Dame Kate Barker of the National Infrastructure Commission said:
With demand for water growing and the stability of supply under challenge from climate change, we need a coherent long term plan that ensures England’s water system is resilient to drought while continuing to provide a reliable supply to families and businesses.
We welcome this framework’s bold vision, in line with the conclusions in our National Infrastructure Assessment. It is clear about the need to protect our natural environment and promotes collaboration between water companies, regulators, government and major users to reduce demand, increase supply and better share scarce water resources.
Rob Light, Chair of the Consumer Council for Water, said:
We hope the framework will be a catalyst for the whole sector to unify its efforts in tackling one of the most urgent consumer and environmental challenges of our time – safeguarding the future of our water resources.

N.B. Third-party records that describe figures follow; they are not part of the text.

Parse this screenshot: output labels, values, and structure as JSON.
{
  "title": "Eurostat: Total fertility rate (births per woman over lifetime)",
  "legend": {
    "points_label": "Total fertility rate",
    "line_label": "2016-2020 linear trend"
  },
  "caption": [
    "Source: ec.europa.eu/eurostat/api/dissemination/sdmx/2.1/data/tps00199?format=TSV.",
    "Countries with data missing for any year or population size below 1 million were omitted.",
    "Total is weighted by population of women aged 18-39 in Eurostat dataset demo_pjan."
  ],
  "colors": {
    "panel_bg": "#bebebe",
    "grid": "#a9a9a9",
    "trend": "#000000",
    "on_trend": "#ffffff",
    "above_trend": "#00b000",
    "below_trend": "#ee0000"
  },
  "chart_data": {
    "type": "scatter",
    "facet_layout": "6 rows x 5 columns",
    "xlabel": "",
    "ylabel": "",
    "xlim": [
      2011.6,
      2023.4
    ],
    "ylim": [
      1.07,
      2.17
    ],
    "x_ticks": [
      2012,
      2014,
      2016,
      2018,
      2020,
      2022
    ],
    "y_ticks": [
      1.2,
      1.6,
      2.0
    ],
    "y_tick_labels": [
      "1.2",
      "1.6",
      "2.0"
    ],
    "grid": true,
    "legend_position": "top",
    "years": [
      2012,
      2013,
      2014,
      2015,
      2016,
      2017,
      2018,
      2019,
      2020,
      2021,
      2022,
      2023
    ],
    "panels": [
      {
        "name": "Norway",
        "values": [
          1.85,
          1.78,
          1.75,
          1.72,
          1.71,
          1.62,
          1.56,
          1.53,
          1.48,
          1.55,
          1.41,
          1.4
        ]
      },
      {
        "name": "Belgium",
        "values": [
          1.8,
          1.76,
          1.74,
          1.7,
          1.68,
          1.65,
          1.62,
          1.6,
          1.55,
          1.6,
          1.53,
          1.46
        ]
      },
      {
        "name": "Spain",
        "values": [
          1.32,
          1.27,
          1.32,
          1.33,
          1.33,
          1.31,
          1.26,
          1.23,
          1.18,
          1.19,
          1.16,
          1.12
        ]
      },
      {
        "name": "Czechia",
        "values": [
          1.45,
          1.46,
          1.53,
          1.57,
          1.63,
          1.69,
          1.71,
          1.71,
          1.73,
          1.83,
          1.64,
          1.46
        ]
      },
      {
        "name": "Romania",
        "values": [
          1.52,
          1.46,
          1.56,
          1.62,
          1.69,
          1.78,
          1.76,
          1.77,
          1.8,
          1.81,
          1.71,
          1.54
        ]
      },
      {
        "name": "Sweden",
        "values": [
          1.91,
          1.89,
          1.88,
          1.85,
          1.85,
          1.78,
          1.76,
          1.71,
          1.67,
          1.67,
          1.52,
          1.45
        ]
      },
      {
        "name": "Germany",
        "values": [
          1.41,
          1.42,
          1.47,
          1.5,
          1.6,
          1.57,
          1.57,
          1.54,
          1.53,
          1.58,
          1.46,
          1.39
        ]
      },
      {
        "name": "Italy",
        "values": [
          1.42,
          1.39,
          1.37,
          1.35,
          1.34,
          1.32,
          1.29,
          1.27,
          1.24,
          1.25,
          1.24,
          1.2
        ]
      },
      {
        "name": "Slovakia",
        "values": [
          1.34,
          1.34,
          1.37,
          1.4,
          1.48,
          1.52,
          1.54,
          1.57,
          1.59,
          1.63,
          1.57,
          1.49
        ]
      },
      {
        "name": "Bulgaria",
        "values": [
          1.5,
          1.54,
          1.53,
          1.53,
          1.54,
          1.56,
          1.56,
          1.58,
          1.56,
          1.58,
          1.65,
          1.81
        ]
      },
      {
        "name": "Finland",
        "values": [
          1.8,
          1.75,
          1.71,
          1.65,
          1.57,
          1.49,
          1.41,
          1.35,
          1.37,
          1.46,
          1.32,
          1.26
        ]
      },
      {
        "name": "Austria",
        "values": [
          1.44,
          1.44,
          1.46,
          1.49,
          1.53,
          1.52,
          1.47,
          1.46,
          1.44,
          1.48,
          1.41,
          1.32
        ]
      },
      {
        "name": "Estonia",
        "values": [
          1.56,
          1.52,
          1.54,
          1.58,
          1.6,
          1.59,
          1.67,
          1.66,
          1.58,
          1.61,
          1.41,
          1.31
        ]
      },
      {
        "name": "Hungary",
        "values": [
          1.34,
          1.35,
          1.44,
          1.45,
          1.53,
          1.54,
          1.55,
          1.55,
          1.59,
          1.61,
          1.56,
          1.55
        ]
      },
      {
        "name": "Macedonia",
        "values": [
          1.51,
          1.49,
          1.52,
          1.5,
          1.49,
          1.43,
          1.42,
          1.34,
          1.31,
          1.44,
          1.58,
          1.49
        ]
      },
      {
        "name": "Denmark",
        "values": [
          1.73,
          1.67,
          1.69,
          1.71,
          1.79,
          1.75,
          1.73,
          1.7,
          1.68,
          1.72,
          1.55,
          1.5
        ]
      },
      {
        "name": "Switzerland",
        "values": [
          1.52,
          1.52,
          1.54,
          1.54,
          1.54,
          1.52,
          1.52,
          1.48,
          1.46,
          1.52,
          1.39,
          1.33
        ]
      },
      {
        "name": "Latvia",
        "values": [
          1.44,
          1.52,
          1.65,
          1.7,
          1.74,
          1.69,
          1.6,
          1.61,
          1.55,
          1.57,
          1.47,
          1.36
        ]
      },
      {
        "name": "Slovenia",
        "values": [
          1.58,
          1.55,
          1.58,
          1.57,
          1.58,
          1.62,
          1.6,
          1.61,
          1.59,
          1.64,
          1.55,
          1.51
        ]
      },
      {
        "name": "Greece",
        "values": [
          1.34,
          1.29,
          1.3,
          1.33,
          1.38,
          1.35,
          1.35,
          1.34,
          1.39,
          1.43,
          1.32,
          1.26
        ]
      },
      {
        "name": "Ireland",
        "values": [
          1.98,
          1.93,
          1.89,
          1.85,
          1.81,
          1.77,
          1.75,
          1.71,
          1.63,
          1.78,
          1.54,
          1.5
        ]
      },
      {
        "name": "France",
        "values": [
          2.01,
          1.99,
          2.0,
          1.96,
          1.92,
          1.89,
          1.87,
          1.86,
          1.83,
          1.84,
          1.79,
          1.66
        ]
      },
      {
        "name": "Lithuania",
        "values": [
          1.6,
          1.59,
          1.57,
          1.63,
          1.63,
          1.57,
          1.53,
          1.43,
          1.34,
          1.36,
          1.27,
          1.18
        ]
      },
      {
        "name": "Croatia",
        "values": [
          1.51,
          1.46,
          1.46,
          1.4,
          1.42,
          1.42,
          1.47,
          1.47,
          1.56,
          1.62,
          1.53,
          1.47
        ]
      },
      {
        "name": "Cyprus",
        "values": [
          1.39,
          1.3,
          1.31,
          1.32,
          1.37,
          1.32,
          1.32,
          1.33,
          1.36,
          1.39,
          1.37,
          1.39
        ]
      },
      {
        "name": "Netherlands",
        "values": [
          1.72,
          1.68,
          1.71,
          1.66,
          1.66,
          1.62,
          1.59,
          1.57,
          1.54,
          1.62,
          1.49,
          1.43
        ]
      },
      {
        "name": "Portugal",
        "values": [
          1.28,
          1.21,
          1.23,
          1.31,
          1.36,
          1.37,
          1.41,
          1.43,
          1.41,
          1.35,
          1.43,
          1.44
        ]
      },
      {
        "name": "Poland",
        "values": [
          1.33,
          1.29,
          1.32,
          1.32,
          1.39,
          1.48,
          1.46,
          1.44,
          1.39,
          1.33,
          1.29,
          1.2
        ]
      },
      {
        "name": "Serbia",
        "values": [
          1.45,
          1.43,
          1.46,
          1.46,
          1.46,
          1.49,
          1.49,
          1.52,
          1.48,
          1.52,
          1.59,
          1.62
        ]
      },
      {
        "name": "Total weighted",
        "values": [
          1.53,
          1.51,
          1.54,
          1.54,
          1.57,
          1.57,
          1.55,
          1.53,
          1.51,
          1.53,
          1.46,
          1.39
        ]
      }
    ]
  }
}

It’s great we now have a clear plan in place but people will judge the sector on its actions.
Consumers want a safe, reliable supply of water but they also expect water companies to be good stewards of our rivers, streams and natural environment which also depend on there being enough water to survive. All of us have a part to play in the way we use water, but it’s vital we help consumers understand the scale of the problem and the steps that will need to be taken if we want them to be part of the solution.
You can access the full framework document and summary here.
The future pressures on our water environment if no action is taken.
Notes to editors
Five regional groups include a wide membership of water users outside the water industry as well as the local water companies. Water company membership is: Water Resources North (Northumbrian Water, Hartlepool (Anglian) Water, Yorkshire Water. Water Resources West (Severn Trent Water, United Utilities, South Staffs Water, Welsh Water). Water Resources East (Anglian Water, Essex and Suffolk Water, Cambridge Water, Severn Trent Water, Affinity Water). Water Resources South East (Affinity Water, Portsmouth Water, South East Water, Southern Water, SES Water, Thames Water). West Country Water Resources (Bristol Water, Wessex Water, South West Water).
The National Framework is primarily focused on England as this is the Environment Agency’s remit. However, Welsh Government and Natural Resources Wales have been involved in the work and are represented on the senior steering group. This is to make sure that any proposals that may affect Wales have due regard to the interests of Wales, in particular, sustainable management of its natural resources and welsh legislation and policies. They are also represented in the Water Resources West group.
Regional groups will plan to achieve a level of drought resilience so that emergency drought order restrictions, such as providing water only at certain times of the day (rota cuts) or through temporary taps (standpipes) in the streets, are expected to be implemented no more often than once in 500 years on average.